As for the increase in infarct size after additional moxibustion treatment, we believe that either the moxibustion stick that we used had different qualities from the heat generator placed 0.5 cm above PC6, which is more frequently used in LSTS, or more treatment does not always produce better results. This is in agreement with a few other studies that have attempted to increase treatment effects by increasing the stimulation period. In rat ischemic brain injury, 45 min of EA treatment did not lead to as much improvement as 30 min of EA stimulation [15]. In addition, in human experimental cold thermal pain models, 30 min of EA stimulation resulted in better results than 40 min of stimulation [30]. Myocardial protection with postconditioning was not enhanced by ischemic preconditioning [31].
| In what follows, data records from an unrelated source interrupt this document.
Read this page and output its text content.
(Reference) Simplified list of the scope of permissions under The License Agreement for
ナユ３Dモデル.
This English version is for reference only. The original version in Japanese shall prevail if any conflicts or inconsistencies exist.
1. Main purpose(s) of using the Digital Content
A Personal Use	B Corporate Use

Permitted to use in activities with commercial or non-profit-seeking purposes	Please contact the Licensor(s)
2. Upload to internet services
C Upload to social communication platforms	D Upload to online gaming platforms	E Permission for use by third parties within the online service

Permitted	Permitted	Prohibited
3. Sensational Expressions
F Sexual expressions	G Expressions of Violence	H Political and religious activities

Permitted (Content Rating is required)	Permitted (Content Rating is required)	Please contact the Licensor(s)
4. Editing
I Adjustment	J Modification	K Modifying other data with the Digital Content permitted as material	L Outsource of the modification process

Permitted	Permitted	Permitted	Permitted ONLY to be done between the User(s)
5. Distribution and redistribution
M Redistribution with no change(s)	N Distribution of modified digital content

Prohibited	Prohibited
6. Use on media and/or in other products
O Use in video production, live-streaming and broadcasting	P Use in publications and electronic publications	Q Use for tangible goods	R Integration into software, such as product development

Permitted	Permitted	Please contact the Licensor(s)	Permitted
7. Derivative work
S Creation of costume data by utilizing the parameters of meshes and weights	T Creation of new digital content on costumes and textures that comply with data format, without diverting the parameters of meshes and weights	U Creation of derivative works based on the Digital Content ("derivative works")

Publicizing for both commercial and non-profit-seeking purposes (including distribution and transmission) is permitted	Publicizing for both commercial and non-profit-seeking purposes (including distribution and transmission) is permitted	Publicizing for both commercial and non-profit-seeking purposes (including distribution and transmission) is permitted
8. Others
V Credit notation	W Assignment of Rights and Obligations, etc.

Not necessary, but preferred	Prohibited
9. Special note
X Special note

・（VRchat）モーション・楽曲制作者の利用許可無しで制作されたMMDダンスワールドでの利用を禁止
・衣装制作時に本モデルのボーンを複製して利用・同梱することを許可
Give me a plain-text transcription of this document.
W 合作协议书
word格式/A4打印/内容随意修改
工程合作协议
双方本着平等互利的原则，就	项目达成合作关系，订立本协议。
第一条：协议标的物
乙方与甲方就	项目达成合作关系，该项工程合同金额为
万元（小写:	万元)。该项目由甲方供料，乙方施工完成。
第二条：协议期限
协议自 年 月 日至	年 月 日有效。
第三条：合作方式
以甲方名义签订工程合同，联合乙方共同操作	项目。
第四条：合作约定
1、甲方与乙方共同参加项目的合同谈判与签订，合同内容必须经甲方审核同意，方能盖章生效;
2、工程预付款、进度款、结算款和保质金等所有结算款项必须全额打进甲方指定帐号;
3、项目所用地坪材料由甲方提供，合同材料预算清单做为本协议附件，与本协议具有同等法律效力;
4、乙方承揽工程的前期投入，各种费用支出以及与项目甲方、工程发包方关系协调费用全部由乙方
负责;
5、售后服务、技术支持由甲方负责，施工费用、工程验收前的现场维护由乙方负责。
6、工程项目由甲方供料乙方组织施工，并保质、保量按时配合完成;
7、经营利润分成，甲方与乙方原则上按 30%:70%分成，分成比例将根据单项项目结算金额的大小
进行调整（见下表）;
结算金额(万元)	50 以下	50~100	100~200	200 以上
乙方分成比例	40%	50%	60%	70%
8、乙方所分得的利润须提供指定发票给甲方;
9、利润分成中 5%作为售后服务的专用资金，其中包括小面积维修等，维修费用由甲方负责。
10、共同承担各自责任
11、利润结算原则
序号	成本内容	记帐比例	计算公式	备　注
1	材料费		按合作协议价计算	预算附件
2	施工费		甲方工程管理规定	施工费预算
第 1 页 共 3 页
We postulated that EA on PC6, ST36, BL14, and BL15 and moxibustion on PC6 act through different pathways, but all of these treatments are, in a large sense, external stimulations of the body that aim to activate self-protective mechanisms. Physiologically, the mechanism through which acupuncture is known to work still falls within the category of mechanical stimulation on afferent nerve fibers to elicit local, segmental, or systemic effects. Even if different acupuncture points were utilized, all neural pathways could have reached maximal treatment effects. However, since this was a preliminary investigation, it is necessary to continue to explore conditioning methods that may increase overall effects on the myocardium. This may include investigating acupuncture treatment with other pharmaceuticals, since oral administration of geranylgeranylacetone (GGA) and LSTS doubled the induction of heat shock protein 70 (HSP 70) in rat livers [32]. It is also imperative to carry on related studies onto the bedside, which has already begun [33, 34]. Our trial was an initial attempt to explore potential therapeutic improvements in order to provide better treatment strategies for clinical trials.